Le sommeil, prodrome du cauchemar

Nous avons atteint le sommet du fond.

Depuis quelques années, TQS détenait sans partage la palme québécoise de la médiocrité télévisuelle. L'entreprise a même tenté de noyer le poisson en confondant sans vergogne fond de baril et l’honorable délinquance propre à la personnalité du «mouton noir». Or il faut savoir qu'il y a désormais un autre candidat en lice, et qui lui chauffe sérieusement les arrières. J'ai nommé TVA.

Soyons explicites quant à ces deux réseaux.

Une qualité de langue extrêmement faible, qui atteint parfois au pitoyable. Et ce jusque dans les bulletins d'information. À presque faire rougir un jeune décrocheur qui a abandonné le Secondaire en milieu de parcours. Aussi, dans les familles soucieuses d'une maîtrise correcte de l'instrument de la pensée, en est-on pour ce motif à interdire ces chaînes aux enfants comme on proscrit, de manière analogue, la pornographie ou la violence sans bornes.

Une programmation désespérément commerciale. Babillage sans véritable teneur, dont l’épouvante et le divertissement niveau zéro (dictature du comique moins distrayante que risible, compte tenu des lourdes carences du produit offert) constituent les deux mamelles nourricières. Au surplus, le tiers du temps d'antenne (et j'exclus ici les émissions proprement publicitaires, depuis la tyrannie du «Régime minceur» jusqu’aux “simplicités” de «Jojo Savard») est consacré aux réclames en tant que telles. On approche le ratio de trois minutes de pub pour six minutes de diffusion «à contenus». Ahurissant. Ahurissant. Trois fois ahurissant. En ces conditions, une production qui d’emblée reçoit la faveur d’un segment de l’auditoire se voit tout de même rejetée par répulsion naturelle à  l’égard de cette surdose d’“annonces” (incidemment, ce m’est arrivé plus d’une fois d’ignorer un film – car très exceptionnellement il y en a un de temps à autre qui n’est pas, disons, de cote «6» –, sachant au départ que cette publicité plus qu’excessive me repousserait de l’écran dans les dix minutes).

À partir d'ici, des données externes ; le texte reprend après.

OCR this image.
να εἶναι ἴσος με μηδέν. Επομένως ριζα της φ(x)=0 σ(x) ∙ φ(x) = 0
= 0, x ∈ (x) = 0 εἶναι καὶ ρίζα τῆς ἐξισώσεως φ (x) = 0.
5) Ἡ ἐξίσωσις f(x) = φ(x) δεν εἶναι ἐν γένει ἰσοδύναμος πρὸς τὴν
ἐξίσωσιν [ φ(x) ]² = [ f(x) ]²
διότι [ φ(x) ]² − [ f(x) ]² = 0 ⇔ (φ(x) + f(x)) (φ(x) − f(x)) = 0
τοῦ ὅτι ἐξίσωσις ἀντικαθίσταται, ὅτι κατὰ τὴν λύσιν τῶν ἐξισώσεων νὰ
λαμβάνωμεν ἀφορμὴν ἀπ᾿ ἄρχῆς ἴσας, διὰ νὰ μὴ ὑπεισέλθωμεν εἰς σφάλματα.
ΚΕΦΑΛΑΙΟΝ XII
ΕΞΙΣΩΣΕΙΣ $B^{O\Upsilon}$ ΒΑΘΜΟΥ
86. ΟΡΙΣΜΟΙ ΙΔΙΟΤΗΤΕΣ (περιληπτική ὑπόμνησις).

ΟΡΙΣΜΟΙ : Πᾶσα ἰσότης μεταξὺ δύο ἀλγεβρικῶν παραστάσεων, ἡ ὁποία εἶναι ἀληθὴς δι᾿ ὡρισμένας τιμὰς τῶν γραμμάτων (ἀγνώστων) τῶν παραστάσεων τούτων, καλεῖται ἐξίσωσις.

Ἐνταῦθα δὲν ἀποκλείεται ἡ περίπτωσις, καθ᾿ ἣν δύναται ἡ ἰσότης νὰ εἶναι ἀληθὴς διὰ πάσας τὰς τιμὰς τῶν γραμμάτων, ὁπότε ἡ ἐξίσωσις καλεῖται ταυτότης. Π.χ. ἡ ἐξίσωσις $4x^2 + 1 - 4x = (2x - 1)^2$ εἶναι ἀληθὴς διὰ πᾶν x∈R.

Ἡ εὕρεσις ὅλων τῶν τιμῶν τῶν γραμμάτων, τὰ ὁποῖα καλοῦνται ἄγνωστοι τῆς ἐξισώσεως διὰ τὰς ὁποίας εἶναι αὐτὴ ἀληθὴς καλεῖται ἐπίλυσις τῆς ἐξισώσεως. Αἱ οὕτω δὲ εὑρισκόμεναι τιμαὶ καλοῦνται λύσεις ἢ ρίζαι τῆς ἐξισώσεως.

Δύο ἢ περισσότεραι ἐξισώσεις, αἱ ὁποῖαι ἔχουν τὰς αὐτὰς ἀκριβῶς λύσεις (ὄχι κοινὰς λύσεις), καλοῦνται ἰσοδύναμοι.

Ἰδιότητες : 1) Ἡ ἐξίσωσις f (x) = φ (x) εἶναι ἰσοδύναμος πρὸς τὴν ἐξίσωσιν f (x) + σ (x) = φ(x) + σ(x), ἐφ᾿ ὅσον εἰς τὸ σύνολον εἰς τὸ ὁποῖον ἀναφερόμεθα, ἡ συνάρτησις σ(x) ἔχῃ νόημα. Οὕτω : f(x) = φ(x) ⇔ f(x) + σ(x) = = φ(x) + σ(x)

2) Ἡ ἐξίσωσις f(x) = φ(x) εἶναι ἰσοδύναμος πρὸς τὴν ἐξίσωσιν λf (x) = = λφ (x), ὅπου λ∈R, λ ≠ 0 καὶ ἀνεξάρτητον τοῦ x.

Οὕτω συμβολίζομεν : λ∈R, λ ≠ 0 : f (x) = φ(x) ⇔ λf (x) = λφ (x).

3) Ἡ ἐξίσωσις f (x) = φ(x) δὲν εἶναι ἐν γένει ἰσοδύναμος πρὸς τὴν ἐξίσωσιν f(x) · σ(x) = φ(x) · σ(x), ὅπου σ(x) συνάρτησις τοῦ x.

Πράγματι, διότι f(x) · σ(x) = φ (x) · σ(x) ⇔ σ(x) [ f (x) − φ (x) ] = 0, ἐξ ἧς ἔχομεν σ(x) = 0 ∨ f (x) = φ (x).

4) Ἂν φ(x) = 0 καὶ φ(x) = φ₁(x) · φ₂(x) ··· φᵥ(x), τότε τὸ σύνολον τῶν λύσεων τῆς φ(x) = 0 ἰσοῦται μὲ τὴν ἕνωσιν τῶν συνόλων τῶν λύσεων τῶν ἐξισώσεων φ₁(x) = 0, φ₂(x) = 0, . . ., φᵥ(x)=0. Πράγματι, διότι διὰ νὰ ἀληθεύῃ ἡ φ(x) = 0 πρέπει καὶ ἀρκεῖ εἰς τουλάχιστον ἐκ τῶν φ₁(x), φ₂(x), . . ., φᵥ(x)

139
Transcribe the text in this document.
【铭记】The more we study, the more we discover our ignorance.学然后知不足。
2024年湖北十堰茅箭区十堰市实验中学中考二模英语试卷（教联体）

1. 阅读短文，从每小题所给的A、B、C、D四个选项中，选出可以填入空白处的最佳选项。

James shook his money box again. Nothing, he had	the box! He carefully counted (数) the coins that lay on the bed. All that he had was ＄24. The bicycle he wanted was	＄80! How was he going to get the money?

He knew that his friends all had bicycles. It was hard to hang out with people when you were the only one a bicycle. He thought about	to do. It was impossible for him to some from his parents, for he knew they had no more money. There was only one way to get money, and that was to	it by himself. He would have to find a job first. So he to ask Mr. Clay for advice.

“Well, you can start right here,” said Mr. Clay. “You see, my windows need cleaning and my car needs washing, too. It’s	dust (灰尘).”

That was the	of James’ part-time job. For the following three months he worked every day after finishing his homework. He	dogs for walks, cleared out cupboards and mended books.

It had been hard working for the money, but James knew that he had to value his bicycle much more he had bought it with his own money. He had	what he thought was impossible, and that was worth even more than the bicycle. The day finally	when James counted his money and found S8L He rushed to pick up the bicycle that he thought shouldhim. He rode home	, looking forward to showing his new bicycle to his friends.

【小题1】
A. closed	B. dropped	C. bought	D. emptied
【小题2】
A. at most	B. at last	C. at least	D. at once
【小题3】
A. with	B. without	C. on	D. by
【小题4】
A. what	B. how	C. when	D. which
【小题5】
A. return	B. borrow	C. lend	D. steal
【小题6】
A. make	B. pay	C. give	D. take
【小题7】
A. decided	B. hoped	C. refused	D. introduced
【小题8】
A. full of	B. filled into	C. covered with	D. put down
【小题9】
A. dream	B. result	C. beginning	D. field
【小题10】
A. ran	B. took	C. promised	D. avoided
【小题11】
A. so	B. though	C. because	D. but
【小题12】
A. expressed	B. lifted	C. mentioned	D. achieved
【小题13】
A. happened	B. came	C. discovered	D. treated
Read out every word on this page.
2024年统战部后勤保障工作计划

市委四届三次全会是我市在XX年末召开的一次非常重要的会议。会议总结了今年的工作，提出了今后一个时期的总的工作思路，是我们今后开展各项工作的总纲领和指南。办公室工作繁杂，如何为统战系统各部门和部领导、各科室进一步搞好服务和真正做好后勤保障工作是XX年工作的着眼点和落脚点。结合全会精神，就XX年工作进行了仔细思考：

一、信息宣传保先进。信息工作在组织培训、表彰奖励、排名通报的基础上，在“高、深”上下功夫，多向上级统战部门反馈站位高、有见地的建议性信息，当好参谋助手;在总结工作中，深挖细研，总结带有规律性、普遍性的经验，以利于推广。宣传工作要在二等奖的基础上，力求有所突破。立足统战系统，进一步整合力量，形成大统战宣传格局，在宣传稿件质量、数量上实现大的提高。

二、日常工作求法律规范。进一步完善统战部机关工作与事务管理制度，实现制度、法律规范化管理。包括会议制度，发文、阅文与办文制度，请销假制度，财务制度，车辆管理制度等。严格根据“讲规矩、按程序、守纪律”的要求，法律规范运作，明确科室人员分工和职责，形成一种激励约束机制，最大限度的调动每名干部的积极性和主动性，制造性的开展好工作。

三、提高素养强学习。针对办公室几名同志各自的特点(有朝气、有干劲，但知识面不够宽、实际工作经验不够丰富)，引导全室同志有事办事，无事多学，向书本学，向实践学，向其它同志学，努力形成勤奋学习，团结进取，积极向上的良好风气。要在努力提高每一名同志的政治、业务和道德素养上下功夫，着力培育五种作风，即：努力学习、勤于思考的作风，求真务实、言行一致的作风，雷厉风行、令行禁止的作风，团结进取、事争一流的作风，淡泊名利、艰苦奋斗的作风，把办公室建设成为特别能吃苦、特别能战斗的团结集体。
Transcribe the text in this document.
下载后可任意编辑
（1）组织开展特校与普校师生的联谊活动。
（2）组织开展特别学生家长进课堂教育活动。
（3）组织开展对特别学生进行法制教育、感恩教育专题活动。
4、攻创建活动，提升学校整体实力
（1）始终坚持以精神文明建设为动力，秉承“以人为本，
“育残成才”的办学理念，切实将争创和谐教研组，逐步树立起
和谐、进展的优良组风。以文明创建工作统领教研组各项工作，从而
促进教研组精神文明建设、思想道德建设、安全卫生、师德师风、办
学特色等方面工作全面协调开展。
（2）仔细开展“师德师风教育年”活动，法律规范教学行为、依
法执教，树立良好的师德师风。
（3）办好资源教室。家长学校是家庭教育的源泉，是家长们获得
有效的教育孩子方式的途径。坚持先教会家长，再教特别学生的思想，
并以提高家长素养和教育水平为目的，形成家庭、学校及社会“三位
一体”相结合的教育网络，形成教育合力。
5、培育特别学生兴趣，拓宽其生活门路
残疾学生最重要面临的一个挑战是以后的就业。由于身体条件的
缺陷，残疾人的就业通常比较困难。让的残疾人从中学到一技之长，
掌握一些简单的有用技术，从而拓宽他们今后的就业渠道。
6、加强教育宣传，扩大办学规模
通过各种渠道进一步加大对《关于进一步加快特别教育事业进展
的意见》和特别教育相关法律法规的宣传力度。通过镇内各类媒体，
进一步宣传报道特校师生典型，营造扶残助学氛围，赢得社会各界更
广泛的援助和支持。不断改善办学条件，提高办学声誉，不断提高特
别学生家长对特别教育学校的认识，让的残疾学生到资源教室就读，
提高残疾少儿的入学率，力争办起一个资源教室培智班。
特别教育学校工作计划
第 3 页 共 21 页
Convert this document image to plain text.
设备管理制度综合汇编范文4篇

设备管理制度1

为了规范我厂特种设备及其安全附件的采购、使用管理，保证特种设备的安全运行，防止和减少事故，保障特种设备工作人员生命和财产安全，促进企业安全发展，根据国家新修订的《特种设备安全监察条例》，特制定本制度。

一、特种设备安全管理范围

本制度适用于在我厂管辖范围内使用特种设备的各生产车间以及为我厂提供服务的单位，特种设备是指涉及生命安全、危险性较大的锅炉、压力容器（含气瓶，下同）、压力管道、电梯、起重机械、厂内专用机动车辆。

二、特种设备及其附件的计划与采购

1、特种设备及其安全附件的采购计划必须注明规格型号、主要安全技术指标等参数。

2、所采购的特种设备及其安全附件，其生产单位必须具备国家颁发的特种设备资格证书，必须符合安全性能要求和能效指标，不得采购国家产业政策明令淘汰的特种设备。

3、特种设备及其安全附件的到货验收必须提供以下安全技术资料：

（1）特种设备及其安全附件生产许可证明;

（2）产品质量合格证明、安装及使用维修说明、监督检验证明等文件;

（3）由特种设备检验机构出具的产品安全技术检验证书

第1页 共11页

Un pareil mépris des téléspectateurs dépasse toute décence et tout entendement. C’est à rebuter l'auditeur le plus complaisant, le plus amorphe et le moins pourvu d'esprit critique qui soit. Hélas, it’s more than true: «The Medium is the Message». Or le phénomène est d’autant plus étonnant que les télédiffuseurs ne semblent visiblement pas saisir que de cette manière ils se tirent eux-mêmes dans le pied. En “récusant” la ressource ultime de leur chiffre d’affaires, à savoir l’auditeur comme «matière première» de l’audimat à l’origine des contrats de publicité, ils immolent leurs poules aux oeufs d’or de leurs propres mains. Antienne à méditer: L’appât démesuré du gain se retourne contre soi.

– Il existe environ deux cents pays sur la Planète, et nous y parlons plus de cinq mille langues. Les cultures y sont multiples et plus nombreuses encore. Or à TQS et à TVA, il semble qu'il n'y ait qu'une seule culture au sein de l'humanité (et ce n’est pas même la nôtre): l'anglo-étatsunienne. Point/Period. Téléséries, téléromans (soaps), films, reportages... la totalité, mais vraiment la totalité de la programmation télévisuelle (à quelques rares exceptions près) est la résultante d'achats de productions strictement américaines. Les conceptions québécoises – pourtant de qualité souvent internationale, voire de véritables modèles tout à la fois de finesse, d'intelligence et de sensibilité – n’échappent pas à ce type de politique à courte vue. Elles y font en effet figures d'enfants pauvres et déchus (singulièrement chez Quatre-Saisons). Interdite, la qualité québécoise au sein de TVA/TQS? Tout à fait! Mais ce n’est là au fond qu’une demi-vérité. «Qualité interdite». Voilà ce qu’il faut dire. Tout simplement. Tout bêtement.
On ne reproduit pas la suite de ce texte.